Two months away, and my first post back is going to be a request, since I’m too swamped to write up my hostile thoughts on the Authors’ Guild irritating lawsuit against Michigan et al. For the curious, I did manage to finish my book on libraries and the Enlightenment, and I’m working on editorial revision suggestions at the moment. So no blogging, but I’ve done a bunch of writing in the last two months and I’ll be plugging it like crazy once it’s published.

To the request. Last spring, our library conducted a wide-ranging survey of faculty and students that got a lot of feedback. As I was reading through the hundreds of written comments, I kept thinking that the frustrations some scholars have might be lessened if they knew more about scholarly publishing in general and how research libraries work. I don’t mean how scholars use them, but what goes on in the background, all the messy stuff we often try to hide from library users behind a seamless facade.

It might still annoy someone that X journal isn’t available online for the last year or Y ebook is the only version we have when they really want the print or that what they want is in offsite storage and they have to wait a day to get it, but at least they’d understand why.
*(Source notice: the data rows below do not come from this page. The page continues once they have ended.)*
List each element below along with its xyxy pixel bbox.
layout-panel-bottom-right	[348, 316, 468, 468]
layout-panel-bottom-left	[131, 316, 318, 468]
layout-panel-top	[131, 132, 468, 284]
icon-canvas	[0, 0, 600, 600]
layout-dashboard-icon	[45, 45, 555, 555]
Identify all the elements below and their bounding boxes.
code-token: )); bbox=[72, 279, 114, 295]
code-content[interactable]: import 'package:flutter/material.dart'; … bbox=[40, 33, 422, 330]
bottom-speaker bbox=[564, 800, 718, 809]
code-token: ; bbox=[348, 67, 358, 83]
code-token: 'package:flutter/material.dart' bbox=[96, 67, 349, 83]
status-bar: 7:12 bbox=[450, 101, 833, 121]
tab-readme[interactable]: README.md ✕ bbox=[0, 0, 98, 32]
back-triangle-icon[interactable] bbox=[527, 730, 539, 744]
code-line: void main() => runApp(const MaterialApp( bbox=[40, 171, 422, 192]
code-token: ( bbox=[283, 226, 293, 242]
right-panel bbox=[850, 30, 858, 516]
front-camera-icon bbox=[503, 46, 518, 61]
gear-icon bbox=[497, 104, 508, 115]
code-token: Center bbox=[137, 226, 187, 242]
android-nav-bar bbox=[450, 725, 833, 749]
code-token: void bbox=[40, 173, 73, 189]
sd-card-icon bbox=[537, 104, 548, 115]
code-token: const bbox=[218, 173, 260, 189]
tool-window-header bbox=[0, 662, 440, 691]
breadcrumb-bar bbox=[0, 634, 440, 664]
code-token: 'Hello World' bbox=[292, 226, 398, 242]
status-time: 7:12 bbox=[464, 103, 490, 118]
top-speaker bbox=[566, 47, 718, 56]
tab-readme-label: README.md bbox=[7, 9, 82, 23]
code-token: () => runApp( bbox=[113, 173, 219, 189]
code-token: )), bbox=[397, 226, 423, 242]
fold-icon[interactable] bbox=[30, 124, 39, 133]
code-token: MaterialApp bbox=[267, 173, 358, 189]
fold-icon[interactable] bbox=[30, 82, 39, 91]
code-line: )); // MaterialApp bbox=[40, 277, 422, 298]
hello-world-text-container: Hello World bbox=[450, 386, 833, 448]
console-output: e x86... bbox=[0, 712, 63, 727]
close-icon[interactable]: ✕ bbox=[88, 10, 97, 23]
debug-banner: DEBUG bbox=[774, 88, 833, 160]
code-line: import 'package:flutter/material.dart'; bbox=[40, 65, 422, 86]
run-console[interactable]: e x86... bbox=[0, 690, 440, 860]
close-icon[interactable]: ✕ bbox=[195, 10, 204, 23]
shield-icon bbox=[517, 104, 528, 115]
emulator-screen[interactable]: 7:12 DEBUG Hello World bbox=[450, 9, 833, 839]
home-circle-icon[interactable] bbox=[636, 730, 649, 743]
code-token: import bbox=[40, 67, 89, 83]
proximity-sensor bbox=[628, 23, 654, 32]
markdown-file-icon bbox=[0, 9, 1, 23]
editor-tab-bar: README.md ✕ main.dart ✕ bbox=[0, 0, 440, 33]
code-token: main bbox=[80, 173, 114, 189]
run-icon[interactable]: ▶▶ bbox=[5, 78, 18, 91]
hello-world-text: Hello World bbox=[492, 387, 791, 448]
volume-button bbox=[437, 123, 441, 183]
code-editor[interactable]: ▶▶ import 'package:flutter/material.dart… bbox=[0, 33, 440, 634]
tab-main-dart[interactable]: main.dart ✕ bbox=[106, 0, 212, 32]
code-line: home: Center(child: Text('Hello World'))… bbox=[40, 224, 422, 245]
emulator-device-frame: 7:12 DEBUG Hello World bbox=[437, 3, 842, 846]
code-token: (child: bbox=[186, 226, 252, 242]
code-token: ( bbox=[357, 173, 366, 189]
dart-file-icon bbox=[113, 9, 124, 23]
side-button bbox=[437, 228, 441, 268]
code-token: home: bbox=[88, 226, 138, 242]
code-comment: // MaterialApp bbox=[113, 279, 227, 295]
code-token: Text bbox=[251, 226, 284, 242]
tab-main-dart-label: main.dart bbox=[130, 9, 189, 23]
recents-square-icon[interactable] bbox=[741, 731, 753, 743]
As a departmental liaison, I especially want people to understand that it’s not my fault, or the library’s fault, and that the best intentioned librarians still have to work within a system they don’t control. I also want to present this as information, not advocacy, so I won’t be talking up open access or pillorying publishers.

As a consequence, I’m putting together a presentation for grad students and faculty about how libraries work, especially large research libraries, and the initial group I pitched it to seemed interested. Here’s a list of topics I’ve thought about so far, loosely divided into content and process/policy:

  • Scholarly information universe: it’s complicated
  • Copyright
  • Approval plans/ firm orders
  • Ebooks
  • Ejournals/ Big Package
  • Archives/ Gray literature/ Unusual stuff
  • Library Cooperation: PTS/BD/ILL/ARL/CRL (PTS and BD are local concerns)
  • Digital Preservation: Hathi Trust/ LOCKSS/ Portico

  • How we get stuff
  • What stuff we get
  • Why we get, or don’t get, stuff
  • Why that stuff is, or is not, online
  • Why some stuff is harder to get than other stuff
  • Why the stuff is, or is not, in the main library building
  • Why the stuff is organized like it is

I’m hoping to fit that all together into a somewhat coherent 30-45 minutes. I have two requests, since I know a lot of my readers probably have similar issues.

1) have any of you done similar presentations for faculty or students, and if so could you share what you covered with me?

And 2) do any of you have other suggestions for general information about how libraries work that I’m missing, but that might be useful for scholars to know?

You can leave a comment, or just email me at I would appreciate any advice people have to offer.

Thanks in advance.

4 thoughts on “How Libraries Work: a Request

  1. Perhaps this is too basic for your scholars, or too offtopic to be part of your presentation, but it seems like there could be a valid side process (or intertwined process):
    - how you get stuff from us
    - what stuff you (and your students!) can get from us
    - why you can get some stuff from us but not other stuff

    and so on.
    As a circulation coordinator at a small school, I find that new professors (who are very often fresh PhDs from large research universities) have sometimes been so deeply immersed in their extremely specific corner of the world for the past several years that they really aren’t sure how to help their undergraduates use the library in an undergraduate fashion, how reserves work, how to go about making a purchase request for materials, etc… not just in our specific context, but in any context.

  2. Thanks, Marianne. I think these are definitely related, and one thing I definitely want to get across is the WHY they can, or can’t, get stuff, because I think that frustrates a lot of people, and understandably so.

  3. You may be including this in the “how we get stuff” part, but giving the actual prices of stuff–particularly databases and journals–is something that always catches people’s attention.

  4. A very good suggestion, and something I’d considered. I’ll be doing this for humanities scholars, so the prices won’t be quite as shocking as if I were talking to scientists, but I suspect they might be surprised how much things cost.